Educação financeira
Consultor de valores mobiliários: orientação sem custódia nem execução
Você paga alguém para orientar seus investimentos. Mas o que está comprando: análise independente, venda de produto, atendimento de plataforma ou educação financeira? O consultor de valores mobiliários é um participante regulado pela CVM que orienta sobre valores mobiliários — e só isso. Ele não guarda nem movimenta o seu dinheiro, e separar o que ele faz do que ele não faz é o que evita confundi-lo com corretora, assessor ligado à venda, custodiante ou gestor do fundo.

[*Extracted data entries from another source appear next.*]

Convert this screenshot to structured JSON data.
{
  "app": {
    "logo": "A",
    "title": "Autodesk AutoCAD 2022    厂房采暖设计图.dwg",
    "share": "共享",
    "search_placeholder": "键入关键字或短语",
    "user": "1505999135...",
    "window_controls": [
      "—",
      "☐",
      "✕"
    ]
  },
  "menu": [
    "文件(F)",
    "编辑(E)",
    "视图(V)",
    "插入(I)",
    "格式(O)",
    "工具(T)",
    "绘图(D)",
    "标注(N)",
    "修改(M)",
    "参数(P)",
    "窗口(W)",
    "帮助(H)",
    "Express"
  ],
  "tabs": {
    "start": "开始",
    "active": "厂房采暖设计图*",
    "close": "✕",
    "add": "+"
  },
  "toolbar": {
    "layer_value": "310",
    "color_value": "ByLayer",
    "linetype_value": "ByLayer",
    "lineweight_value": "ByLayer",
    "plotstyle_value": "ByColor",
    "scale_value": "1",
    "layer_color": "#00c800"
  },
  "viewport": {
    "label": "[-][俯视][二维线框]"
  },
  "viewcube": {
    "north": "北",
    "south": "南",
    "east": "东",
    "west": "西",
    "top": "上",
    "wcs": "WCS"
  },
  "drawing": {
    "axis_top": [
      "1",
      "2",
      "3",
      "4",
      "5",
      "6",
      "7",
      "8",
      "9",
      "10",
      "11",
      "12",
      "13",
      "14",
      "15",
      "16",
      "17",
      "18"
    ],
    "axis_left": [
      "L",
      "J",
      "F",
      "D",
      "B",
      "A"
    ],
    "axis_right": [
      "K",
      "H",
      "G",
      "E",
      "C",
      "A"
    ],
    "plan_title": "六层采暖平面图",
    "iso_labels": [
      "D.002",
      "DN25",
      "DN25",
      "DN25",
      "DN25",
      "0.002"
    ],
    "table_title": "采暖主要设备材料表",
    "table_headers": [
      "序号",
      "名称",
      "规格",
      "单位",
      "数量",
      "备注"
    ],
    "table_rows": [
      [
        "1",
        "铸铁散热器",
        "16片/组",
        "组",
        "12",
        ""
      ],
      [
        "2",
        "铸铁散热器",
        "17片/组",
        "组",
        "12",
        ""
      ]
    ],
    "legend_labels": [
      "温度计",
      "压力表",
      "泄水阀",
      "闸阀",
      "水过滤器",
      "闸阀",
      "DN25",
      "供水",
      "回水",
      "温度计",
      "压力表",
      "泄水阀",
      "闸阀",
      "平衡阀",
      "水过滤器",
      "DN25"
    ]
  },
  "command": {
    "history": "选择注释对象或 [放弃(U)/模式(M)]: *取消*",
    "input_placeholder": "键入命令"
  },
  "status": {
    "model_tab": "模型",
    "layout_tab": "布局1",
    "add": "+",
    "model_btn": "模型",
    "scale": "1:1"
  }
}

O que o consultor faz, e o que fica de fora
O consultor de valores mobiliários é um participante regulado pela CVM para prestar consultoria sobre valores mobiliários, dentro de um escopo, um contrato e responsabilidades próprias. O serviço é orientação — analisar, recomendar, ajudar você a entender opções.

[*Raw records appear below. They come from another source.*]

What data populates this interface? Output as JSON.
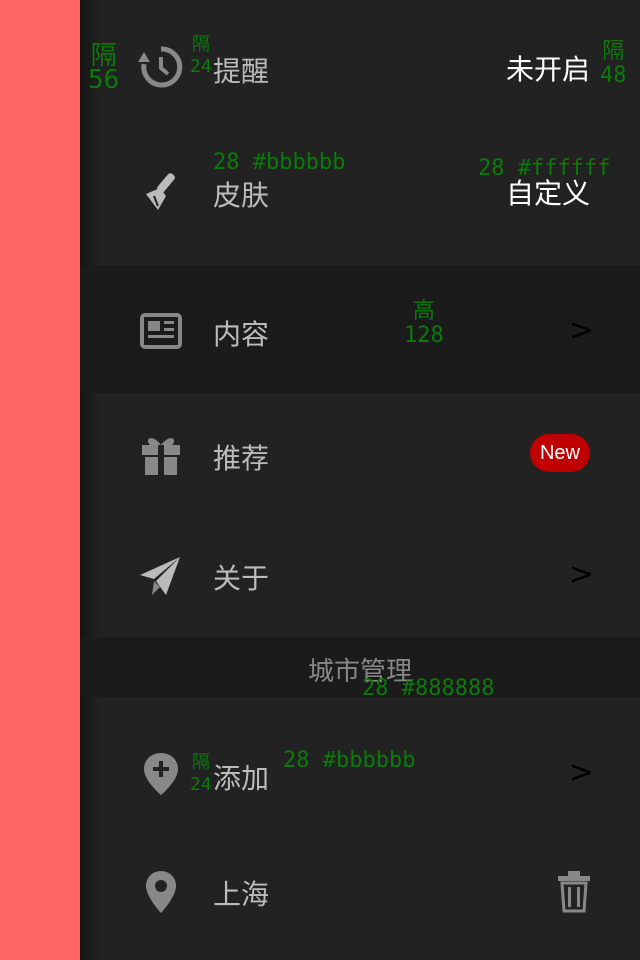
{
  "settings": {
    "reminder": {
      "label": "提醒",
      "value": "未开启",
      "icon": "history-clock-icon"
    },
    "skin": {
      "label": "皮肤",
      "value": "自定义",
      "icon": "paint-brush-icon"
    },
    "content": {
      "label": "内容",
      "chevron": ">",
      "icon": "newspaper-icon"
    },
    "recommend": {
      "label": "推荐",
      "badge": "New",
      "icon": "gift-icon"
    },
    "about": {
      "label": "关于",
      "chevron": ">",
      "icon": "paper-plane-icon"
    }
  },
  "city_section": {
    "title": "城市管理",
    "add": {
      "label": "添加",
      "chevron": ">",
      "icon": "add-location-icon"
    },
    "city": {
      "label": "上海",
      "icon": "location-pin-icon",
      "delete_icon": "trash-icon"
    }
  },
  "annotations": {
    "spacing_56": "隔\n56",
    "spacing_24_top": "隔\n24",
    "spacing_48": "隔\n48",
    "skin_label_spec": "28 #bbbbbb",
    "skin_value_spec": "28 #ffffff",
    "row_height": "高\n128",
    "section_spec": "28 #888888",
    "add_label_spec": "28 #bbbbbb",
    "spacing_24_bottom": "隔\n24"
  },
  "colors": {
    "accent_strip": "#ff6464",
    "panel_bg": "#222222",
    "highlight_row": "#1b1b1b",
    "label": "#bbbbbb",
    "value": "#ffffff",
    "section_title": "#888888",
    "badge": "#c00000",
    "annotation": "#0a7a0a"
  }
}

O que não entra nesse papel: ele não custodia o seu dinheiro, não executa ordens por você e não administra um fundo. Custódia, distribuição e gestão são funções de outros participantes, com regras separadas. Por isso vale ter claro qual peça da cadeia cada profissional ocupa antes de assinar qualquer coisa.
Por que registro e contrato não são burocracia
Mesmo a consultoria regulada não se confunde com custódia, gestão, distribuição ou uma decisão automática de suitability. Essas são caixas diferentes, e juntar tudo sob a palavra orientação é onde a confusão começa.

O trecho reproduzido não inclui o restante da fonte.